Life has been hard the last couple weeks. Financially and emotionally draining. Starting Monday of this week, I went downhill again with the fast food crap. I had fried mexican on Monday, Wendy's on Tuesday, KFC on Wednesday night, and pizza Thursday. Friday I finally got around to eating the soup I'd prepared for the week. Today I had a rare roast beef sandwich and pudding for dessert. My body finally got around to punishing me tonight.
I started following Drew's journey of Fit 2 Fat 2 Fit online. The whole concept is interesting to me. I've never struggled with being overweight but I'm blessed with a deceiving body image. People see me and assume I'm healthy and fit when really I'm not much better off than overweight people. I took a look at Drew's suggested meal plans and went right back to my slump of not being able to afford what it takes to follow along. I'm still going to get away from fast food and processed foods but I wish I could afford to do the whole "clean food" cleanse that helps people detox so effectively.
So I'm back to my normal diet again. Soups for lunch (I freaking made a month's worth of 2 types of soup, I shouldn't let it go to waste!). Non-processed meals for dinner. No more eating when I'm not hungry. Getting my minimum of 48oz of water a day.

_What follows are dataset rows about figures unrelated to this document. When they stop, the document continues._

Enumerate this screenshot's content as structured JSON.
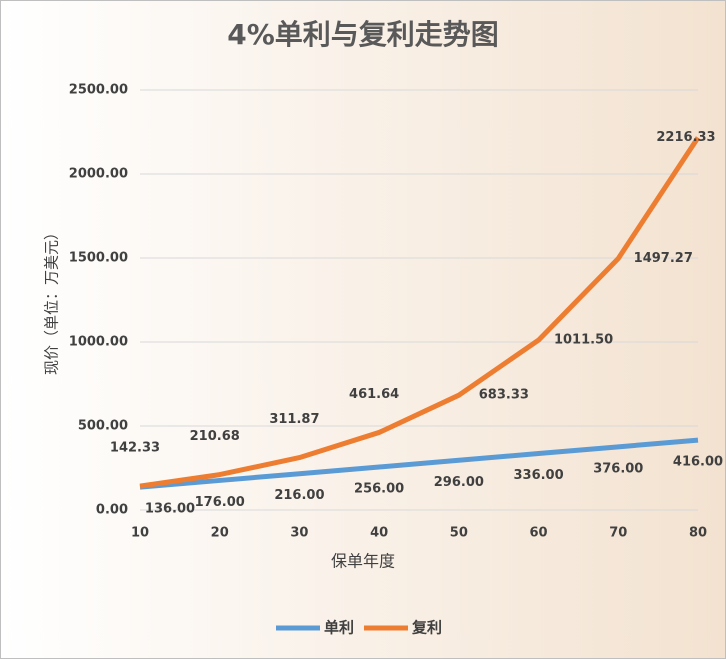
{
  "chart_data": {
    "type": "line",
    "title": "4%单利与复利走势图",
    "x_label": "保单年度",
    "y_label": "现价（单位：万美元）",
    "x": [
      10,
      20,
      30,
      40,
      50,
      60,
      70,
      80
    ],
    "xlim": [
      10,
      80
    ],
    "xticks": [
      10,
      20,
      30,
      40,
      50,
      60,
      70,
      80
    ],
    "ylim": [
      0,
      2500
    ],
    "yticks": [
      {
        "value": 0,
        "label": "0.00"
      },
      {
        "value": 500,
        "label": "500.00"
      },
      {
        "value": 1000,
        "label": "1000.00"
      },
      {
        "value": 1500,
        "label": "1500.00"
      },
      {
        "value": 2000,
        "label": "2000.00"
      },
      {
        "value": 2500,
        "label": "2500.00"
      }
    ],
    "grid": true,
    "legend": "bottom",
    "series": [
      {
        "name": "单利",
        "color": "#5b9bd5",
        "values": [
          136,
          176,
          216,
          256,
          296,
          336,
          376,
          416
        ],
        "value_labels": [
          "136.00",
          "176.00",
          "216.00",
          "256.00",
          "296.00",
          "336.00",
          "376.00",
          "416.00"
        ]
      },
      {
        "name": "复利",
        "color": "#ed7d31",
        "values": [
          142.33,
          210.68,
          311.87,
          461.64,
          683.33,
          1011.5,
          1497.27,
          2216.33
        ],
        "value_labels": [
          "142.33",
          "210.68",
          "311.87",
          "461.64",
          "683.33",
          "1011.50",
          "1497.27",
          "2216.33"
        ]
      }
    ]
  }
}
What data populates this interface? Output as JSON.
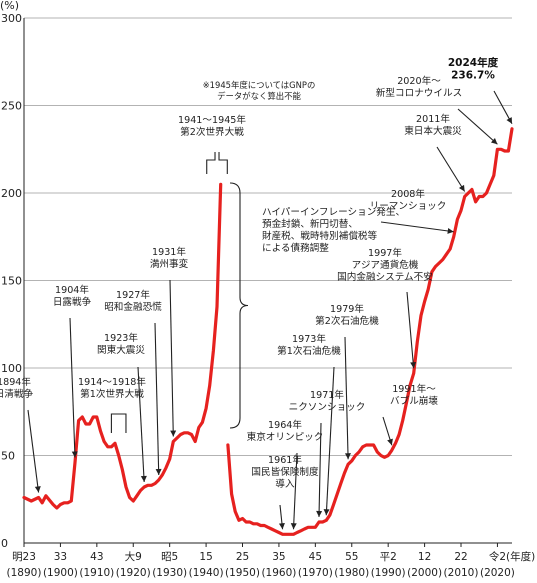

As for the workouts - I am not impressed with my lack of self-motivation to workout on my own. It shouldn't be a surprise. I generally lack self-motivation in other areas as well. I don't know why it makes a difference to see other people doing the same workout on a television screen but it does. I have yet to do the Spartacus Workout and I'm not going to burn another week lying to myself that it will happen. I've got a friend who offered to loan me her Billy Blank dvds and I think I'll take her up on the offer. I don't feel ready for Insanity but I'm beyond a Wii step workout.